I don't care if I achieve this through vim, sed, awk, python etc. I tried in all, could not get it done.
For an input like this:
top f1 f2 f3
sub1 f1 f2 f3
sub2 f1 f2 f3
sub21 f1 f2 f3
sub3 f1 f2 f3
I want:
top f1 f2 f3
...sub1 f1 f2 f3
...sub2 f1 f2 f3
......sub21 f1 f2 f3
...sub3 f1 f2 f3
Then I want to just load this up in Excel (delimited by whitespace) and still be able to look at the hierarchy-ness of the first column!
I tried many things, but end up losing the hierarchy information
With this as the input:
$ cat file
top f1 f2 f3
sub1 f1 f2 f3
sub2 f1 f2 f3
sub21 f1 f2 f3
sub3 f1 f2 f3
Try:
$ sed -E ':a; s/^( *) ([^ ])/\1.\2/; ta' file
top f1 f2 f3
...sub1 f1 f2 f3
...sub2 f1 f2 f3
......sub21 f1 f2 f3
...sub3 f1 f2 f3
:a
This creates a label a
.
s/^( *) ([^ ])/\1.\2/
If the line begins with spaces, this replaces the last space in the leading spaces with a period.
In more detail, ^( *)
matches all leading blanks except the last and stores them in group 1. The regex ([^ ])

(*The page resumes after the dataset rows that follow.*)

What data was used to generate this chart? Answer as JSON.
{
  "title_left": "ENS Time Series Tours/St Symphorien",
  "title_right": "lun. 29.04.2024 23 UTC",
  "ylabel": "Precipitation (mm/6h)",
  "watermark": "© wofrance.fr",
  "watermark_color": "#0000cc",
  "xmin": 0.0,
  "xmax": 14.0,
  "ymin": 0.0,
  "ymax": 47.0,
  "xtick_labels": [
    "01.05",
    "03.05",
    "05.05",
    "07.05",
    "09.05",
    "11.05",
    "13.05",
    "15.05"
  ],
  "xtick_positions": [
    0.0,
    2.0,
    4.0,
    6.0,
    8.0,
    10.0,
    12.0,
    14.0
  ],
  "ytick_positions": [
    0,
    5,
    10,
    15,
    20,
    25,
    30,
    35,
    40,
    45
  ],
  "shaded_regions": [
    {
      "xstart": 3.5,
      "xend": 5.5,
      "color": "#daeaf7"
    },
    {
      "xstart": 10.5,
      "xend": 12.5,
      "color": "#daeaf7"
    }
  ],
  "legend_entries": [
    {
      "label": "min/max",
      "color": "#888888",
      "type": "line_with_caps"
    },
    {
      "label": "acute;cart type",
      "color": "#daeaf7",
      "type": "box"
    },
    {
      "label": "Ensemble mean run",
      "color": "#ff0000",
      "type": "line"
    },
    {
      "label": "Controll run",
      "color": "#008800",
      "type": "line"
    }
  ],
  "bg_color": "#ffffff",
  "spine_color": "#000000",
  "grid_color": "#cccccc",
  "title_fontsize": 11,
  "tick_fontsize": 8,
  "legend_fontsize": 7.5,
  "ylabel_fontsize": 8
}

(which, despite what stackoverflow makes it look like, consists of a blank followed by ([^ ])
) matches a blank followed by a nonblank and stores the nonblank in group 2.
\1.\2
replaces the matched text with group 1, followed by a period, followed by group 2.
ta
If the substituted command resulted in a substitution, then branch back to label a
and try over again.
The above was tested on modern GNU sed. For BSD/OSX sed, one might or might not need to use:
sed -E -e :a -e 's/^( *) ([^ ])/\1.\2/' -e ta file
On ancient GNU sed, one needs to use -r
in place of -E
:
sed -r ':a; s/^( *) ([^ ])/\1.\2/; ta' file
The above assumed that the spaces were blanks. If they are tabs, then you will have to decide what your tabstop is and make substitutions accordingly.
There are two different ways to do this in vim.
With a regex:
:%s/^\s\+/\=repeat('.', len(submatch(0)))
This is fairly straightforward, but a little verbose. It uses the eval register (\=
) to generate a string of '.'
s the same length as the number of spaces at the beginning of each line.
With a norm command:
:%norm ^hviwr.
This is a much more conveniently short command, although it's a little harder to understand. It visually selects the spaces at the beginning of a line, and replaces the whole selection with dots. If there is no leading space, the command will fail on ^h
because the cursor attempts to move out of bounds.
To see how this works, try typing ^hviwr.
on a line that has leading spaces to see it happen.